Bir zamanlar, deniz kenarında fakir bir balıkçı ve karısı yaşarmış. Balıkçı her sabah ağını denize atar, akşam eve döner, karısı için küçük bir balık getirirmiş. Bir gün ağına tuhaf bir balık takılmış; balık insan gibi konuşuyormuş:
“Beni bırak, iyi bir insan ol, yoksa başına iş açılır,” demiş.
Balıkçı önce şaşırmış ama sonunda balığı denize geri bırakmış. Eve dönünce karısı, balığın geri bırakıldığını duyunca öfkelenmiş:
“Sen delirdin mi? O balık büyülü olmalı, dileklerimizi yerine getirebilir!”
Balıkçı biraz utanmış ama karısının isteğini kırmamış ve ertesi gün tekrar denize gitmiş.
Balıkçı balığı çağırmış, karısının dileğini iletmiş. Balık, sessizce başını sallayıp dileği yerine getirmiş: karısı artık daha büyük bir kulübede yaşamaya başlamış. Ama karısı doymamış; kısa süre sonra daha fazlasını istemiş.
Balıkçı bir süre duraksamış ama karısı sürekli baskı yapmış: önce yeni bir ev, sonra saray, sonra krallık… Balık her seferinde dilekleri yerine getirmiş.
Ancak karısının hırsı durmak bilmemiş; bir gün “Artık ben denizin sahibi olacağım, balık bana boyun eğecek!” demiş. Balıkçı artık içten içe korkmuş. Balık, karısının bu son isteğini duyunca denizin derinliklerinde sessizleşmiş. Karısı görmüş ki sarayı, krallığı, hatta kendisi bile bir anda yok olmuş; eski kulübelerine dönmüşler.

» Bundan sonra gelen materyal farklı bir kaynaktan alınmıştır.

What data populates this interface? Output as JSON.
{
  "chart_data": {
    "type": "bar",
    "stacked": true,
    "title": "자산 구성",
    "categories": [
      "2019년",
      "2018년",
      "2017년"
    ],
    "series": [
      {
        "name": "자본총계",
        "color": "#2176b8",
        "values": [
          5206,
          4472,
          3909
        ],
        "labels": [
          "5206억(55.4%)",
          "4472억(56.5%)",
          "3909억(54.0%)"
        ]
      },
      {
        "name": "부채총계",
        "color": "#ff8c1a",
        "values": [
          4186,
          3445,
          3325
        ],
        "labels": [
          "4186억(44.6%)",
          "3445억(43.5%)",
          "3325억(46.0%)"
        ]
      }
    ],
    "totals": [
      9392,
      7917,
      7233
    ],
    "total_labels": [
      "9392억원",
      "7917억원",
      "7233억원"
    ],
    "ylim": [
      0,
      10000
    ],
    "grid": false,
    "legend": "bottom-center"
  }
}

Balıkçı ve karısı, artık tekrar mütevazı yaşamaya başlamış. Karısı hırsının nelere yol açtığını anlamış, balıkçıya daha saygılı ve sabırlı davranmış.
Köydekiler hala anlatırmış: “İnsanın hırsı, denizin derinliklerindeki sessizlik kadar güçlüdür; ama sabır ve kanaat en sonunda mutluluk getirir.”
Ve balık, bir daha asla dileklerini kolay kolay yerine getirmemiş.